Чтоб крамола передохла,
Делай, братцы, сквозняки!
Р-разобьем повсюду стекла,
И – да будут насморки!
Зачихают все злодеи
И подохнут от простуд!
А у вам тогда скорее
Мир и радость процветут!
Понимающие люди указывали автору, что это безграмотно, но он опроверг:
– Необходимо для стиля, – говорит.
Скромные жители пробовали закрывать окна ставнями, но полиция нашла это недопустимым в интересах всестороннего наблюдения за внутреннею жизнью граждан.
– Что ж? Подождем, потерпим, – соглашались жители, нация, еще древних римлян изумлявшая своим смиренством.
Борька же, приучившись к безобразию, стал чувствовать себя национальным героем, даже во сне кричит:
– Спасай Русь!
Так невозбранно действовал он, окруженный всеобщим вниманием и славословиями.
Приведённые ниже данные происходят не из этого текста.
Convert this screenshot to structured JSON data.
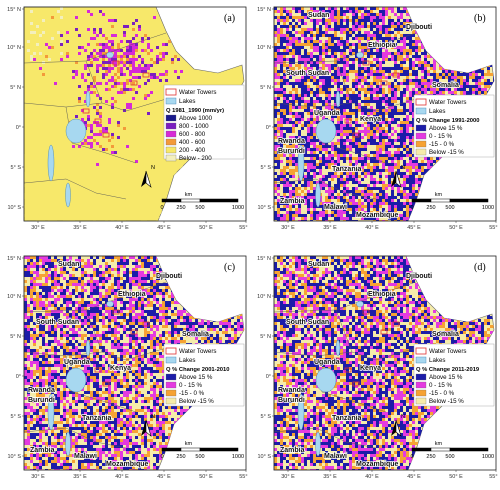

Когда же, наконец, все миролюбивые жители, покоя ради, переселились в глубокую Азию, куда их искони кровь тянула, и когда стало на Руси совершенно тихо, – явился Борьке частный пристав и говорит вполне серьезно:
– В ознаменование заслуг ваших и ради поощрения их в будущем назначаю вас министром народного просвещения…[6]
Это даже Борьку удивило до немоты – смотрит на пристава и молчит, а потом отозвался:
– Могу!
Тут старшой брат сказал Борьке с гордостию:
– Видишь, болвашка, до чего я тебя довел? Между прочим, назначь-ка ты меня профессором по кафедре истории. Я это дело насквозь знаю!..
– А меня, – просит средний, захлебываясь, – а меня…
И заплакал:
– Ах, почему я не женщина?
Этого желания никто не мог понять.
Оный тоже, конечно, плакал.
– Воистину, говорит, не пропала служба и молитва моя! Поглядела бы покойница Капочка…
Потом средний брат стал издавать газету в трех различных направлениях, и все семейство благополучно устроилось.